Balancing motivators to create unique experience
The Core Drivers are placed in the octagon shape not just because it looks cool. There is another reason for that. If you take a closer look, you will notice that motivators on the left side of the figure are associated with logic and calculation. Those are Extrinsic Motivators which make you want to obtain something, whether it is an item, resources, or any achievable goal.
On the right side of the octagon, accordingly, you will find Intrinsic Motivators, which do not require a goal or any form of material reward. These motivators presume that the engagement in the process itself to be a reward like expressing your creative nature, socializing with friends, or feeling the thrill and suspense.
Source: reserarchgate.net
But wait, there is more! The upper side of the figure is all about positive motivators, or so-called White-Hat Gamification. They push you further, make you feel you’ve got the power to master any skill and to overcome any difficulties.
The Black-Hat Gamification motivators at the bottom of the octagon exploit our fears of losing something, feeling a constant shortage of resources, or not knowing what is going to happen next.
But don’t think of them as something 100% good or bad. Just like the white-hat motivators make you believe in yourself and your skill, the black-hat motivators are here to put your skills to the test.

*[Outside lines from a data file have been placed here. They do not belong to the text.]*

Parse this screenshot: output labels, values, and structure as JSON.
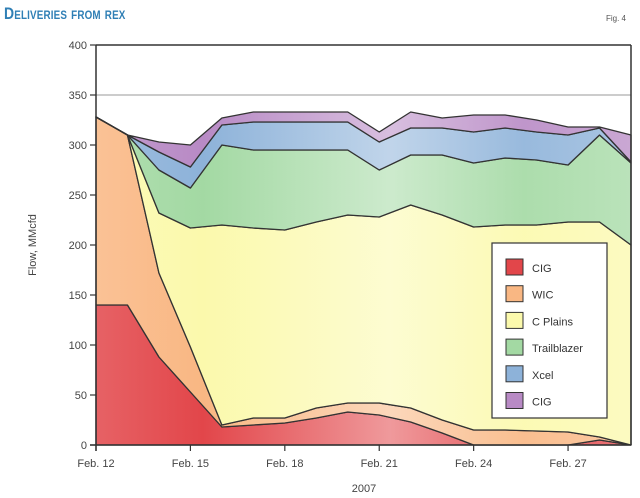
{
  "title": "Deliveries from rex",
  "figure_label": "Fig. 4",
  "chart_data": {
    "type": "area",
    "stacked": true,
    "title": "Deliveries from rex",
    "xlabel": "2007",
    "ylabel": "Flow, MMcfd",
    "ylim": [
      0,
      400
    ],
    "yticks": [
      0,
      50,
      100,
      150,
      200,
      250,
      300,
      350,
      400
    ],
    "xtick_labels": [
      "Feb. 12",
      "Feb. 15",
      "Feb. 18",
      "Feb. 21",
      "Feb. 24",
      "Feb. 27"
    ],
    "xtick_dates": [
      "2007-02-12",
      "2007-02-15",
      "2007-02-18",
      "2007-02-21",
      "2007-02-24",
      "2007-02-27"
    ],
    "x": [
      "2007-02-12",
      "2007-02-13",
      "2007-02-14",
      "2007-02-15",
      "2007-02-16",
      "2007-02-17",
      "2007-02-18",
      "2007-02-19",
      "2007-02-20",
      "2007-02-21",
      "2007-02-22",
      "2007-02-23",
      "2007-02-24",
      "2007-02-25",
      "2007-02-26",
      "2007-02-27",
      "2007-02-28",
      "2007-03-01"
    ],
    "grid": "horizontal line at 350",
    "legend_position": "right-center",
    "series": [
      {
        "name": "CIG",
        "color": "#e2464a",
        "values": [
          140,
          140,
          88,
          53,
          18,
          20,
          22,
          27,
          33,
          30,
          23,
          12,
          0,
          0,
          0,
          0,
          5,
          0
        ]
      },
      {
        "name": "WIC",
        "color": "#f9b783",
        "values": [
          188,
          170,
          84,
          45,
          2,
          7,
          5,
          10,
          9,
          12,
          14,
          13,
          15,
          15,
          14,
          13,
          3,
          0
        ]
      },
      {
        "name": "C Plains",
        "color": "#fbf9ac",
        "values": [
          0,
          0,
          60,
          119,
          200,
          190,
          188,
          186,
          188,
          186,
          203,
          205,
          203,
          205,
          206,
          210,
          215,
          200
        ]
      },
      {
        "name": "Trailblazer",
        "color": "#a3d9a3",
        "values": [
          0,
          0,
          43,
          40,
          80,
          78,
          80,
          72,
          65,
          47,
          50,
          60,
          64,
          67,
          65,
          57,
          87,
          82
        ]
      },
      {
        "name": "Xcel",
        "color": "#8db2d9",
        "values": [
          0,
          0,
          18,
          21,
          20,
          28,
          28,
          28,
          28,
          28,
          27,
          27,
          31,
          30,
          28,
          30,
          7,
          1
        ]
      },
      {
        "name": "CIG",
        "color": "#b88ac5",
        "values": [
          0,
          0,
          10,
          22,
          7,
          10,
          10,
          10,
          10,
          10,
          16,
          10,
          17,
          13,
          12,
          8,
          1,
          27
        ]
      }
    ]
  }
}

Main challenges when implementing game elements
Despite all the advantages game elements may offer, they alone cannot guarantee your success. Neither do they act as a dash of magic sprinkles that will make people love your product or cover all the glitches and bad design.
Users forced to interact with your product because they have no choice will only seek an excuse to abandon it as soon as they get an alternative. To capture their attention, make sure to make them engage with your product not because they have to, but because they want to.
So make sure you keep the following information in mind when incorporating the gamification elements into your product:
- Motivate – not manipulate. Enable users to have fun when doing mundane tasks, but avoid forcing them to do things they don’t want to.
- Mind the balance. Do not sacrifice the purpose of your product to the features you want to implement. No matter how cool they are, sometimes enough is enough.
- Make a good product. Game elements won’t bring you any success if your solution is not good per se. Unless it is a game you are working on.
Before applying gamification elements to your product, don’t forget to experience it from a user perspective. Does the environment you develop your product for will benefit from the challenge-oriented approach? Maybe you should let users create a sandbox of their own and empower cooperation? Gamification is all about a unique experience and finding the right combination of different types of motivators may greatly improve your product.